Tú te convertirás en una sílaba de mi pecho,

Tus delgadas facciones recorrerán el cielo de mi boca.

Seremos semejantes hasta el dolor, mujer hombre

saciados y contritos, inclinados

hacia el reflejo de la tierra fecunda

que los sostiene. Verás cómo el fuego me cubre, cómo

la oscuridad se esconde en los pliegues de la luz…

La enormidad de la noche es una anécdota sucia,

una esencia que va convirtiéndose en apariencia.

Te digo que somos más grandes que la noche, que ahora

sólo basta nuestro murmullo para que el fuego

entre aquí, llene todo esto, nos inunde. (Huerta 51)

 

En otros momentos, cuando se refiere la angustia y la fragmentación, el desgarramiento, se desquicia poco a poco el verso y se tensa en encabalgamientos ora suaves ora abruptos con el inherente trastocamiento de la sintaxis y la semántica, asegurando, de este modo, ese decir extraño, diferente, escandaloso que requiere la buena poesía:

 

                                                               Soy el viudo

que aprieta los dientes en Coyoacán desfigurado, que

se mesa el cabello, no sabiendo, memoria más tensa que la muerte

y agregaciones por los cadáveres y las muecas de quién. (57)

 

 

David Huerta es extremoso. Podemos encontrarle versos fáciles, anómalos semánticamente, imágenes vacías de sentido, una verborrea intrascendente al propio tiempo que le leemos imágenes novedosas y muy llamativas (vislumbraré tu latido de rosa en la roca del mundo silenciado / esa manera tuya de aparecer con un relámpago en cada comisura). Al inicio de la última década del siglo xx, la poesía de Huerta ejerció una influencia notable sobre numerosos poetas entonces jóvenes, al grado de ser reconocido por ellos como  un maestro.

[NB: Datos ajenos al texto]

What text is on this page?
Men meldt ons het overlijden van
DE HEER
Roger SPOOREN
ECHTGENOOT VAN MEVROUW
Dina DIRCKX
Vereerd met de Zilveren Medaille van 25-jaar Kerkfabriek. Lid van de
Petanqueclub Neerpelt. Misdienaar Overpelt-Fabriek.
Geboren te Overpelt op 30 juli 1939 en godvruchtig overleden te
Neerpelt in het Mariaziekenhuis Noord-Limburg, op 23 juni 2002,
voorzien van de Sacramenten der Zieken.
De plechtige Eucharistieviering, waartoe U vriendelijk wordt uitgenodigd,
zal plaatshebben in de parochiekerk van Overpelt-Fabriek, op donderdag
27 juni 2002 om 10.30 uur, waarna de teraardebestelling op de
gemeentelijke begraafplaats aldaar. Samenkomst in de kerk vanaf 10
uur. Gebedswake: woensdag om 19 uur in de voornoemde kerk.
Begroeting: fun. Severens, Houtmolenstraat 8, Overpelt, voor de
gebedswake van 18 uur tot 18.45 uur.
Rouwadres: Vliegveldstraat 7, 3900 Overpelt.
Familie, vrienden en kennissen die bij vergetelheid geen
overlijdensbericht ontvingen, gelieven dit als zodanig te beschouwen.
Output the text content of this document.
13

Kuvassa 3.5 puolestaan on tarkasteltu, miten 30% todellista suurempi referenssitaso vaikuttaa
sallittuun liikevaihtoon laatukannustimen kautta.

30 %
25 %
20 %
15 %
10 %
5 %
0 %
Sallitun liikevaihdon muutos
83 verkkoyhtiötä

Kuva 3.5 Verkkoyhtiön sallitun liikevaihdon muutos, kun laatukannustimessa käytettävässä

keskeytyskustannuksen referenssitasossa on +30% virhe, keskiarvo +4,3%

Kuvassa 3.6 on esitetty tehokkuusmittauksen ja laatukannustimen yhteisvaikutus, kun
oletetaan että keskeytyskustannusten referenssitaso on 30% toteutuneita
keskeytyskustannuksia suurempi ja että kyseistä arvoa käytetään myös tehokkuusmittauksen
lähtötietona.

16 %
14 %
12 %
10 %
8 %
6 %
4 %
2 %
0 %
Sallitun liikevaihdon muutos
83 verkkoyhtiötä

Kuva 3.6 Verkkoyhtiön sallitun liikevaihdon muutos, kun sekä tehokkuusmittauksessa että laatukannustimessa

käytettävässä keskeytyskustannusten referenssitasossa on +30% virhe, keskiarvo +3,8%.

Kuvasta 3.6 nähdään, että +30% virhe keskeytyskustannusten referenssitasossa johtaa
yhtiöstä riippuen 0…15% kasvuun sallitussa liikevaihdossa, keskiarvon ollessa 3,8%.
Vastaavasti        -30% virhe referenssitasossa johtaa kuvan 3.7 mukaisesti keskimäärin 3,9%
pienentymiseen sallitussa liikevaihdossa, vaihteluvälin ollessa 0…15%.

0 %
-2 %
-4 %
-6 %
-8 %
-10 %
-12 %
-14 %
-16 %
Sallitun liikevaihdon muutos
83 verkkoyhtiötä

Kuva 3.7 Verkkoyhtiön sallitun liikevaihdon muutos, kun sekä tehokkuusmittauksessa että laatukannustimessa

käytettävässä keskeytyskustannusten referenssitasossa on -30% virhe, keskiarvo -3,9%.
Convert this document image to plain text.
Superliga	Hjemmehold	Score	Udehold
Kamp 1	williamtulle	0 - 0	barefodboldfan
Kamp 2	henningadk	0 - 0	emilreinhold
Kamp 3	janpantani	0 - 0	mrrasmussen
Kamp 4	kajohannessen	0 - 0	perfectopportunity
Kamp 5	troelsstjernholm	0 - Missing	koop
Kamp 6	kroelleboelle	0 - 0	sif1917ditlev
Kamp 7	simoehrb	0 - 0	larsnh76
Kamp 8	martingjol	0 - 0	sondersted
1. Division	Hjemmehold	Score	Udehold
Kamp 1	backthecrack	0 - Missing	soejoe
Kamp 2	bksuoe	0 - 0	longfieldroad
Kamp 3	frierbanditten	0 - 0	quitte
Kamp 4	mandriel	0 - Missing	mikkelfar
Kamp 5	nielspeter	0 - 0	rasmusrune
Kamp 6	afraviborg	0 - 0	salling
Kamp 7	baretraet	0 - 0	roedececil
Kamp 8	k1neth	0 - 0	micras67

            Desde su primer libro, Eduardo Langagne se mostró como un poeta potente, como una de las voces que con buena poesía marcaron el ritmo primero de su generación y luego de la poesía mexicana. Donde habita el cangrejo rápidamente se convirtió en referencia básica. Hacia finales de la década de los ochenta, apareció uno de los poemarios fundamentales de su bibliografía, Navegar es preciso (1987). A inicios de los años noventa, publicó colecciones muy sólidas como …A la manera del viejo escarabajo (1991) y Cantos para una exposición (1994). Langagne ha construido una obra consistente que no se cae de un libro a otro. Su  estilo privilegia la elaboración de melodías y estructuras poéticas que, mediante la meditación poética, alcanzan lo connotativo, ese algo que es la poesía y corre, invisible, paralelo a las cosas. Como ejemplo de lo anterior, el siguiente poema, “Juego”, en el que se devela una cálida ternura y cierta filosofía que sustenta lo poético:

 

Mi pequeño Pablo

sonríe con el niño del espejo

al descubrirlo.

 

Agita los brazos

y grita

ante la perfecta copia de su imagen.

 

No sabe nada del reflejo,

no adivina que el pequeño a quien sonríe

pudiera ser él mismo.

 

Por su parte,

el Pablo reflejado en el espejo

se mira en los ojos de Pablo que lo mira

               y se refleja en los ojos

del que se refleja en los ojos

del que se refleja.

¿Pero cuál de todos estos niños

es el mío?

 

¿Quién es mi Pablo de entre los innumerables reflejados?

 

A veces la pupila indica

con un brillo peculiar

quién es el verdadero.

Al observar detenidamente

comienzo yo también a repetirme.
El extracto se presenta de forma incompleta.